Kansas hard-liner Kris Kobach says he helped write a get-tough executive order for President Donald Trump that clears the way for state and local law enforcement officers to put into deportation proceedings immigrants they apprehend who are in the U.S. illegally.

Now Kobach wants to make that the law in Kansas.

Kobach, the Kansas secretary of state, who served on the Trump transition team, told McClatchy’s Kansas City Star that he helped craft a little-noticed directive in Trump’s Jan. 25 immigration order to revive one of the most controversial federal immigration initiatives of the the last decade.

The program, which President Barack Obama rolled back in 2012, gives police, sheriff’s deputies and state troopers the authority to help get immigrants who are in the U.S. illegally out of the country. It had led to the deportation of thousands of immigrants for minor offenses and provoked accusations of racial profiling.

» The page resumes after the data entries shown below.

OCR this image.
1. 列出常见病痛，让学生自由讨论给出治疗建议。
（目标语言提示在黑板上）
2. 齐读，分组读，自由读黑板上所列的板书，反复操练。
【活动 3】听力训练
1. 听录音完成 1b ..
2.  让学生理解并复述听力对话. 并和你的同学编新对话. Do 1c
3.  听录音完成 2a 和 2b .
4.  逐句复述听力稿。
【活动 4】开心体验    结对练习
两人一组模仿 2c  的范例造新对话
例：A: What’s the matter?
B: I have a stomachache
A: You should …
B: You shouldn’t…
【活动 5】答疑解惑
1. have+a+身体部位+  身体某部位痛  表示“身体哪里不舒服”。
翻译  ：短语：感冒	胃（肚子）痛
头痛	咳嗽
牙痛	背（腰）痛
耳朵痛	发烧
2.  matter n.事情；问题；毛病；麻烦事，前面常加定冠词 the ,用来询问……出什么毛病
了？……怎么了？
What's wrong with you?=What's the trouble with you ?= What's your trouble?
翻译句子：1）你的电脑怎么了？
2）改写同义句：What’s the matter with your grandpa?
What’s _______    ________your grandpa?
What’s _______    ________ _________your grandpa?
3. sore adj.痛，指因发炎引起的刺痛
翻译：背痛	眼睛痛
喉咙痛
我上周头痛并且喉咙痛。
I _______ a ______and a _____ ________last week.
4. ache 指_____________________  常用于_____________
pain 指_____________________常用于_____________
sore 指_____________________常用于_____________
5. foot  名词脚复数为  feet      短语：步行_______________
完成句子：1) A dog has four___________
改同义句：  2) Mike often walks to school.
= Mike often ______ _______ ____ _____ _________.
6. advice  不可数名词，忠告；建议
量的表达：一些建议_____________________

The White House would not comment on Kobach’s role in revitalizing the program.

Trump’s order does not in itself give law enforcement officials the authority to detain immigrants. But it kicks open the door for state and local jurisdictions to enter into agreements with the federal government that would empower them to do so, under the supervision of U.S. Immigration and Customs Enforcement officials.

A week after Trump issued his order, Republican lawmakers in the Kansas House and Senate introduced a bill in the state Legislature on Kobach’s behalf. The bill would require the Kansas Highway Patrol to seek an agreement with the U.S. Department of Homeland Security that would deputize state troopers to enforce immigration laws.

Kobach is a staunch conservative who was considered for a Trump administration post. He previously has convinced the Kansas Legislature to pass some of the strictest voting restrictions in the country. But after moderate Republicans and Democrats gained seats in the Kansas Legislature in 2016, he could face more difficulty shepherding bills into law this year.